You might have some ideas for more. If so, what would you add?

First steps

Whatever the list of desirable outcomes you draw up, a vital part of achieving them is to increase opportunities for participation across the board. Make sure a good number of the activities are easy and inclusive. For example, some people will only do them when they are actually in your venue.

OK, I’ll start proposing some ideas. None of this is rocket science, and you can probably think of more and better ideas than I can. Please add your feedback; sharing and participating here can give us all new and better ideas for developing our audience engagement.

IDEA: Find out more about your current audience’s tastes. As with all activities, we’ll need to explain to everyone why we are doing this beforehand, and what use we will make of result.

Give everyone some paper and a pencil before and after a film and ask them:

What have been the most life-changing films you have seen? Why was that and where did you see them?[2]

You don’t want an essay, and it may be a good idea to give people notice that you’re going to set this task (eg via the previous week’s email) so they are prepared for it. You can encourage them to arrive a few minutes early, then pin the results on boards in your venue to stimulate audience review and discussion. The committee probably need to do theirs first just to get things started. Alternatively, you could ask for emailed responses, or via any other media people prefer, though getting everyone together in the same space will help encourage people to take part.

At the end, you’ll have some data to inform your programming, be it new ideas for films to show, or even more broadly the kinds of films that your audience treasure. It could also give you a sense of your organisation’s impact if many of the films were your own screenings. Then, publish the results. Don’t let any data disappear into a black hole. If people have been good enough to take part, it’s nice to know the outcome. And, if you do include some of the suggested films in future programming use quotes from audience members who mentioned them when you promote the film, if they are OK with that.

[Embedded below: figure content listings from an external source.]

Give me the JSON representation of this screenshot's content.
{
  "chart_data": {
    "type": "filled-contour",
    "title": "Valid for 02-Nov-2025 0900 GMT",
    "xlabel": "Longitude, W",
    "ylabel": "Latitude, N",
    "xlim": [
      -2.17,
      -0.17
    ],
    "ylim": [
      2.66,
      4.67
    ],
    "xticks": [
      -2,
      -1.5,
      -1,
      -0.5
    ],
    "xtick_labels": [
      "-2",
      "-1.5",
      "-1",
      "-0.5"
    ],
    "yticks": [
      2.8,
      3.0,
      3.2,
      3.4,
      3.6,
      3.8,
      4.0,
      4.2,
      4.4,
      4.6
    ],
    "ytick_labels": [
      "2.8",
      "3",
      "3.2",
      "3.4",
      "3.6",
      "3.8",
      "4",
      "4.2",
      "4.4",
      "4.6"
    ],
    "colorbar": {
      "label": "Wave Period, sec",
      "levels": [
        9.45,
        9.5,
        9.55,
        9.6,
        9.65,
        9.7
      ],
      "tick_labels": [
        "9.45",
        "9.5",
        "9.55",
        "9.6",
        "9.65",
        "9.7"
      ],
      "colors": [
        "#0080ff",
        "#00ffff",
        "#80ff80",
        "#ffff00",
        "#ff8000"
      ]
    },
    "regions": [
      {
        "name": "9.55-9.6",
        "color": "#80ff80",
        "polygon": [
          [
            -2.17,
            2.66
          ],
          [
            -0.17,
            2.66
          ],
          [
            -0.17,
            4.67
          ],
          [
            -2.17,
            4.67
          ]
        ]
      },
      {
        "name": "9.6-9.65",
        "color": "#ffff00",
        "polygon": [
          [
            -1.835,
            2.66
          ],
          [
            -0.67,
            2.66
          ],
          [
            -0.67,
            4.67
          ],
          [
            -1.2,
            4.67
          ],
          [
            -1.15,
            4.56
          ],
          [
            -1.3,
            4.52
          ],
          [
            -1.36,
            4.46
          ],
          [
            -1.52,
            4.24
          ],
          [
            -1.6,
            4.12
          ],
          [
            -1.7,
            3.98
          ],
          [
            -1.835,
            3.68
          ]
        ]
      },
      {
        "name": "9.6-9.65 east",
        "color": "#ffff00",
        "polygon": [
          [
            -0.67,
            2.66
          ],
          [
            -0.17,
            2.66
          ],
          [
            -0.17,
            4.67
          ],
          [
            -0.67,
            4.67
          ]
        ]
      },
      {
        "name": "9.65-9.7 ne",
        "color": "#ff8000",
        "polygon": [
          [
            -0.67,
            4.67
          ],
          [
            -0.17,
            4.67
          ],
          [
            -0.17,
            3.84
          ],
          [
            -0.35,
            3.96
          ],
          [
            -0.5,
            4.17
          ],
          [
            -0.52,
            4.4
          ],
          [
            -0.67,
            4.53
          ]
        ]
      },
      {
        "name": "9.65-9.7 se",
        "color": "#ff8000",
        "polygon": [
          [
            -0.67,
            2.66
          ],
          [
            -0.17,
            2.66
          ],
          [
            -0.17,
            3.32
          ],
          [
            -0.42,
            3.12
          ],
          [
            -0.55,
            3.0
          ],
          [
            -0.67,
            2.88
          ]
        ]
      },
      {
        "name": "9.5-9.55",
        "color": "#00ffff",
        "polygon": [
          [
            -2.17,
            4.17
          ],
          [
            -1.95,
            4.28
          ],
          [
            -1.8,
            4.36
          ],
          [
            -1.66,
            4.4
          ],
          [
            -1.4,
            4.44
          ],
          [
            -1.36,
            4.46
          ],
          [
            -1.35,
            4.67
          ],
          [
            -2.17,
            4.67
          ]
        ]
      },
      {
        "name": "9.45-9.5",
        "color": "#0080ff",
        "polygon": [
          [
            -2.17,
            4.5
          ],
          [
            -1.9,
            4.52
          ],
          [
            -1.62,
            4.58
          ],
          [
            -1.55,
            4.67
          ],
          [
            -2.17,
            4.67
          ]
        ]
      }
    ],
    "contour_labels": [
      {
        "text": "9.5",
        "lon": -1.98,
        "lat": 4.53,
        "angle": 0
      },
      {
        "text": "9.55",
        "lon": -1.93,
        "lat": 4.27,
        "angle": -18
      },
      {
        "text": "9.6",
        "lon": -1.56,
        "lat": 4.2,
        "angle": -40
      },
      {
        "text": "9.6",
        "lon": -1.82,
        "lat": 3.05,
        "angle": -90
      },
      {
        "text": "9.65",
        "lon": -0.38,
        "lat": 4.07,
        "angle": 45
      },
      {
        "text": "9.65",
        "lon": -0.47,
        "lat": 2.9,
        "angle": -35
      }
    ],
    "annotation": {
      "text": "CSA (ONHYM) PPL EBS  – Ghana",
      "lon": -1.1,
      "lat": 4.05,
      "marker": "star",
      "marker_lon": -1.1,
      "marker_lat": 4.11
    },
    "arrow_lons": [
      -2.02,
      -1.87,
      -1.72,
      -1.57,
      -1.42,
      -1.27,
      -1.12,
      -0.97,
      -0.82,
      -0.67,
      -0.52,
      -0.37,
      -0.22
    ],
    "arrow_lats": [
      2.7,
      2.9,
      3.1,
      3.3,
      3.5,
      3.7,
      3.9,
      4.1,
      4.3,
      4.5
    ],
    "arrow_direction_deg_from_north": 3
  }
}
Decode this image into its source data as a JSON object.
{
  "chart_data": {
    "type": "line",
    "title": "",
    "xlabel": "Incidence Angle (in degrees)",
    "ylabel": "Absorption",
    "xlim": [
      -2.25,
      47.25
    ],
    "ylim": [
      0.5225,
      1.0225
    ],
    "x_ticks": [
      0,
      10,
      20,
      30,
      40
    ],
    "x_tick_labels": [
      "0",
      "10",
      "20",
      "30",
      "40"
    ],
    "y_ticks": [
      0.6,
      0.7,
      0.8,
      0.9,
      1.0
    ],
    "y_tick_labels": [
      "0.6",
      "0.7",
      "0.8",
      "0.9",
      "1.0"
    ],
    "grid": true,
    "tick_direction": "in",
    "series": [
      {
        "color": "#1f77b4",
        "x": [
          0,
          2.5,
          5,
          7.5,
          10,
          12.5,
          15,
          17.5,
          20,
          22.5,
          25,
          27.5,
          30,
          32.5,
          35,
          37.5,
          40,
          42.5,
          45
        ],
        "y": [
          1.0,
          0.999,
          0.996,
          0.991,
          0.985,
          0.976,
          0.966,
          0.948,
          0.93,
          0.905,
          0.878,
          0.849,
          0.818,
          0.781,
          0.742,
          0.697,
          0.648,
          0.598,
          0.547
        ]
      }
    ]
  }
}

It’s then easy to see how this sharing of ideas and input can be extended in ways which gives you useful information and creates good opportunities for social interaction at your venue:

IDEA: Our audiences often tell us about films they’ve seen elsewhere, so why not try and make a feature of it. Again, it can help inform your programming, whether the reports you get are good or bad, or also if it seems like everyone has already seen something.

So, at each film gather a list of what people have seen and get their responses/ratings; this can then be a useful service to the rest of your audience since it gives a sense of what might be worth seeing locally and in London, and it also develops your community of film goers. In parallel with this you could create an online space for people to share what you’ve seen. The UK Film Societies Group on Facebook does a similar thing for film society committee members (though the forum does much more than that) but it would be great to know what your local audience watch.

This is still pretty basic, though. As this series of articles continues, my musing on Nina Simon’s book will start to generate more and more mad suggestions, some of which might work, and others which won’t. The first fun stage is in the thinking, then in using your increased participation to help realise the increasingly mad ideas.

  1. Nina Simon. The Participatory Museum. 2010. Museum 2.0: Santa Cruz, California. Also available on http://www.participatorymuseum.org/
  2. This question was suggested to me by Guy Thomas (BFFS Chair) to ask when BBC R4’s Any Questions was recorded in Forest Row, the panel of which included Jeremy Hunt, the then Culture Secretary. Unfortunately, though the question was on the short list, they ran out of time before I could ask it.